Tel Aviv negotiates release of Israeli woman in Syria

Israeli Prime Minister Benjamin Netanyahu in Jerusalem on February 14, 2021.

How could an Israeli woman “mistakenly” cross the border with Syria in the Golan region? Tel Aviv negotiated, Wednesday February 17, the release of this citizen on “humanitarian” bases through Russia, ally of Damascus. In an interview with military radio, the Prime Minister, Benjamin Netanyahu, contented himself with asserting that he “Was working to save a life”, in “Using [ses] connections with the president [russe, Vladimir] Putin “.

The two men have spoken in recent days, as have their foreign ministers. Meir Ben-Shabbat, the boss of Shin Beth, the domestic intelligence service, visited Moscow briefly on Wednesday with the coordinator for prisoners of war and missing soldiers, Yaron Blum.

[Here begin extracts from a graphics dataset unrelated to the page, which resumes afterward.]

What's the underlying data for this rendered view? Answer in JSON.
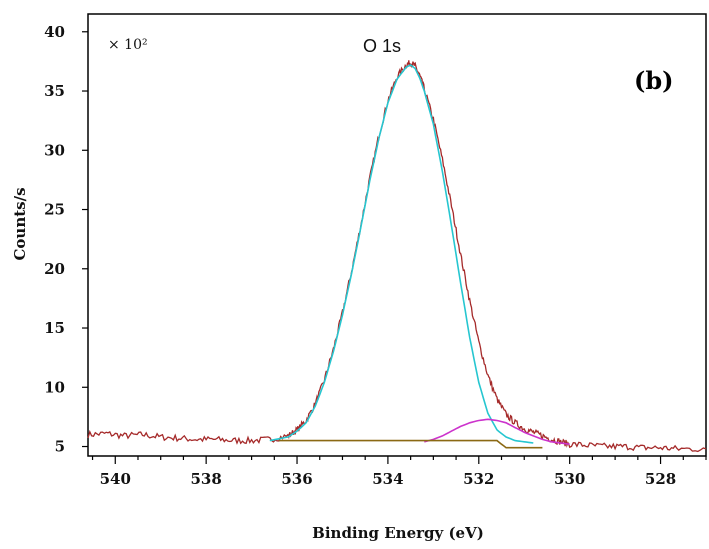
{
  "chart_data": {
    "type": "line",
    "title": "",
    "panel_label": "(b)",
    "annotation": "O 1s",
    "multiplier": "× 10²",
    "xlabel": "Binding Energy (eV)",
    "ylabel": "Counts/s",
    "xlim": [
      540.6,
      527.0
    ],
    "ylim": [
      4.2,
      41.5
    ],
    "x_reversed": true,
    "grid": false,
    "legend": "none",
    "xticks": [
      540,
      538,
      536,
      534,
      532,
      530,
      528
    ],
    "yticks": [
      5,
      10,
      15,
      20,
      25,
      30,
      35,
      40
    ],
    "series": [
      {
        "color": "#a52a2a",
        "x": [
          540.6,
          540.2,
          539.8,
          539.4,
          539.0,
          538.6,
          538.2,
          537.8,
          537.4,
          537.0,
          536.6,
          536.2,
          536.0,
          535.8,
          535.6,
          535.4,
          535.2,
          535.0,
          534.8,
          534.6,
          534.4,
          534.2,
          534.0,
          533.8,
          533.6,
          533.5,
          533.4,
          533.3,
          533.2,
          533.0,
          532.8,
          532.6,
          532.4,
          532.2,
          532.0,
          531.8,
          531.6,
          531.4,
          531.2,
          531.0,
          530.8,
          530.6,
          530.4,
          530.2,
          530.0,
          529.6,
          529.2,
          528.8,
          528.4,
          528.0,
          527.6,
          527.0
        ],
        "y": [
          6.0,
          6.1,
          5.9,
          6.0,
          5.8,
          5.7,
          5.6,
          5.6,
          5.5,
          5.5,
          5.6,
          5.9,
          6.4,
          7.2,
          8.6,
          10.6,
          13.2,
          16.3,
          19.8,
          23.6,
          27.6,
          31.2,
          34.2,
          36.2,
          37.2,
          37.4,
          37.1,
          36.3,
          35.2,
          32.6,
          29.2,
          25.3,
          21.2,
          17.3,
          13.8,
          11.0,
          9.0,
          7.7,
          7.0,
          6.5,
          6.2,
          5.9,
          5.6,
          5.4,
          5.2,
          5.1,
          5.0,
          5.0,
          4.9,
          4.9,
          4.8,
          4.8
        ]
      },
      {
        "color": "#26c6d0",
        "x": [
          536.6,
          536.2,
          536.0,
          535.8,
          535.6,
          535.4,
          535.2,
          535.0,
          534.8,
          534.6,
          534.4,
          534.2,
          534.0,
          533.8,
          533.6,
          533.5,
          533.4,
          533.3,
          533.2,
          533.0,
          532.8,
          532.6,
          532.4,
          532.2,
          532.0,
          531.8,
          531.6,
          531.4,
          531.2,
          531.0,
          530.8
        ],
        "y": [
          5.5,
          5.8,
          6.3,
          7.0,
          8.4,
          10.4,
          13.0,
          16.1,
          19.6,
          23.4,
          27.4,
          31.0,
          34.0,
          36.0,
          37.0,
          37.2,
          36.9,
          36.1,
          35.0,
          32.2,
          28.2,
          23.6,
          18.8,
          14.2,
          10.4,
          7.8,
          6.4,
          5.8,
          5.5,
          5.4,
          5.3
        ]
      },
      {
        "color": "#cc33cc",
        "x": [
          533.2,
          533.0,
          532.8,
          532.6,
          532.4,
          532.2,
          532.0,
          531.8,
          531.6,
          531.4,
          531.2,
          531.0,
          530.8,
          530.6,
          530.4,
          530.2,
          530.0
        ],
        "y": [
          5.4,
          5.6,
          5.9,
          6.3,
          6.7,
          7.0,
          7.2,
          7.3,
          7.2,
          7.0,
          6.6,
          6.2,
          5.9,
          5.6,
          5.4,
          5.3,
          5.2
        ]
      },
      {
        "color": "#8b6914",
        "x": [
          536.4,
          531.6,
          531.4,
          530.6
        ],
        "y": [
          5.5,
          5.5,
          4.9,
          4.9
        ]
      }
    ]
  }
}
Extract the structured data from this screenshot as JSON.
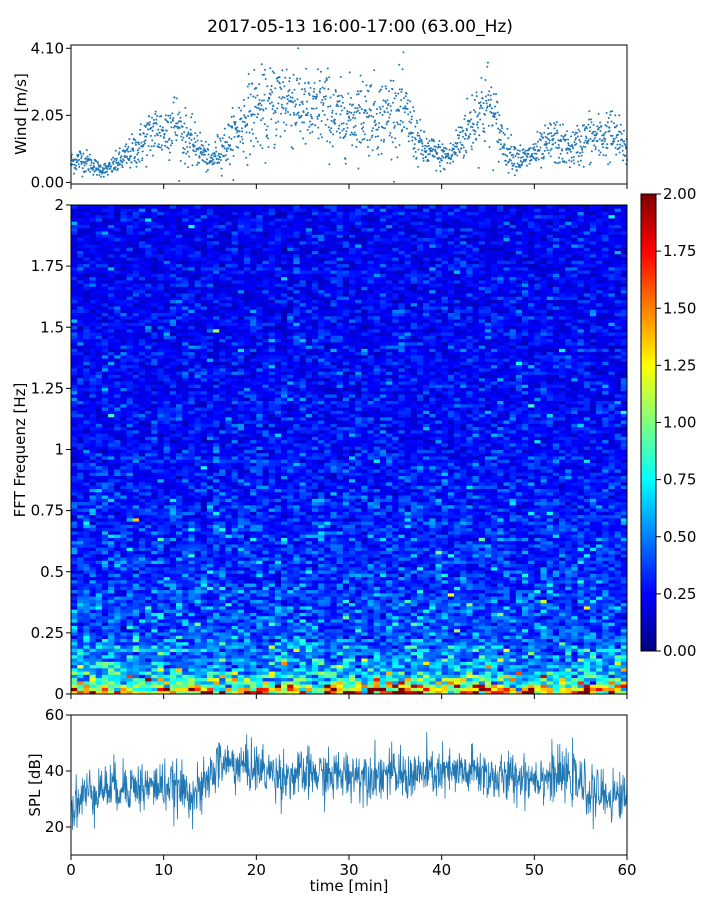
{
  "title": "2017-05-13 16:00-17:00 (63.00_Hz)",
  "chart_data": [
    {
      "id": "wind",
      "type": "scatter",
      "ylabel": "Wind [m/s]",
      "xlim": [
        0,
        60
      ],
      "ylim": [
        -0.05,
        4.2
      ],
      "yticks": [
        0.0,
        2.05,
        4.1
      ],
      "ytick_labels": [
        "0.00",
        "2.05",
        "4.10"
      ],
      "color": "#1f77b4",
      "x": [
        0,
        1,
        2,
        3,
        4,
        5,
        6,
        7,
        8,
        9,
        10,
        11,
        12,
        13,
        14,
        15,
        16,
        17,
        18,
        19,
        20,
        21,
        22,
        23,
        24,
        25,
        26,
        27,
        28,
        29,
        30,
        31,
        32,
        33,
        34,
        35,
        36,
        37,
        38,
        39,
        40,
        41,
        42,
        43,
        44,
        45,
        46,
        47,
        48,
        49,
        50,
        51,
        52,
        53,
        54,
        55,
        56,
        57,
        58,
        59,
        60
      ],
      "values": [
        0.6,
        0.7,
        0.6,
        0.4,
        0.4,
        0.6,
        0.8,
        1.0,
        1.3,
        1.6,
        1.5,
        1.9,
        1.5,
        1.2,
        1.0,
        0.6,
        1.0,
        1.2,
        1.6,
        2.0,
        2.3,
        2.1,
        2.4,
        2.6,
        2.5,
        2.3,
        2.0,
        2.4,
        2.1,
        1.9,
        2.0,
        2.1,
        2.2,
        2.0,
        2.1,
        2.2,
        2.1,
        1.5,
        1.0,
        0.9,
        0.8,
        0.8,
        1.3,
        1.7,
        2.2,
        2.4,
        1.7,
        1.0,
        0.8,
        0.7,
        0.9,
        1.0,
        1.3,
        1.1,
        1.0,
        1.2,
        1.4,
        1.3,
        1.5,
        1.3,
        1.0
      ]
    },
    {
      "id": "spectrogram",
      "type": "heatmap",
      "ylabel": "FFT Frequenz [Hz]",
      "xlim": [
        0,
        60
      ],
      "ylim": [
        0,
        2
      ],
      "yticks": [
        0,
        0.25,
        0.5,
        0.75,
        1,
        1.25,
        1.5,
        1.75,
        2
      ],
      "ytick_labels": [
        "0",
        "0.25",
        "0.5",
        "0.75",
        "1",
        "1.25",
        "1.5",
        "1.75",
        "2"
      ],
      "colormap": "jet",
      "color_range": [
        0,
        2
      ],
      "mean_level_by_frequency": {
        "frequency": [
          0,
          0.05,
          0.1,
          0.25,
          0.5,
          0.75,
          1.0,
          1.5,
          2.0
        ],
        "level": [
          1.5,
          0.85,
          0.55,
          0.4,
          0.33,
          0.3,
          0.26,
          0.24,
          0.22
        ]
      },
      "colorbar": {
        "ticks": [
          0.0,
          0.25,
          0.5,
          0.75,
          1.0,
          1.25,
          1.5,
          1.75,
          2.0
        ],
        "tick_labels": [
          "0.00",
          "0.25",
          "0.50",
          "0.75",
          "1.00",
          "1.25",
          "1.50",
          "1.75",
          "2.00"
        ]
      }
    },
    {
      "id": "spl",
      "type": "line",
      "ylabel": "SPL [dB]",
      "xlabel": "time [min]",
      "xlim": [
        0,
        60
      ],
      "ylim": [
        10,
        60
      ],
      "yticks": [
        20,
        40,
        60
      ],
      "ytick_labels": [
        "20",
        "40",
        "60"
      ],
      "xticks": [
        0,
        10,
        20,
        30,
        40,
        50,
        60
      ],
      "xtick_labels": [
        "0",
        "10",
        "20",
        "30",
        "40",
        "50",
        "60"
      ],
      "color": "#1f77b4",
      "x": [
        0,
        2,
        4,
        6,
        8,
        10,
        12,
        14,
        15,
        16,
        18,
        20,
        22,
        24,
        26,
        28,
        30,
        32,
        34,
        36,
        38,
        40,
        42,
        44,
        46,
        48,
        50,
        52,
        54,
        55,
        56,
        58,
        60
      ],
      "values": [
        27,
        33,
        34,
        35,
        34,
        35,
        33,
        32,
        38,
        43,
        42,
        41,
        39,
        38,
        39,
        38,
        39,
        39,
        39,
        38,
        39,
        39,
        39,
        40,
        37,
        38,
        38,
        38,
        38,
        35,
        32,
        31,
        31
      ]
    }
  ]
}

Tuesday evening, Mr. Netanyahu convened an exceptional council of ministers on the issue. Then the government banned the Israeli press from publishing this information. According to the daily Yediot Aharonot, the young woman, in her twenties, is said to be from the ultra-Orthodox Jewish colony of Modiin-Illit, in the West Bank. She would have broken with her community and would be “Fell in love with a Syrian citizen”. Defining herself as an activist for peace, she would have tried in the past to enter the Gaza Strip, under Israeli blockade.

No explanation

The army did not explain how a civilian was able to cross a highly guarded border, open to an area where Israel seeks in particular to guard against the activity of local militias linked to Lebanese Hezbollah and Iran. According to Syrian state media, the young woman was arrested shortly after crossing the Kuneitra crossing point.

The outcome of these negotiations appears to have been delayed by the refusal of the two prisoners requested by Damascus to reach the Syrian capital.

As a price for his release, Damascus demanded the return of two Syrian prisoners from Israel. A modest request, which indicates that the young woman was well considered as a civilian. The outcome of these negotiations, however, appears to have been delayed by the refusal of the two prisoners requested by Damascus to reach the Syrian capital. According to the Syrian media, both preferred to stay in their villages of origin, on the part of the Golan Heights conquered in 1967 by Israel, then annexed in 1981.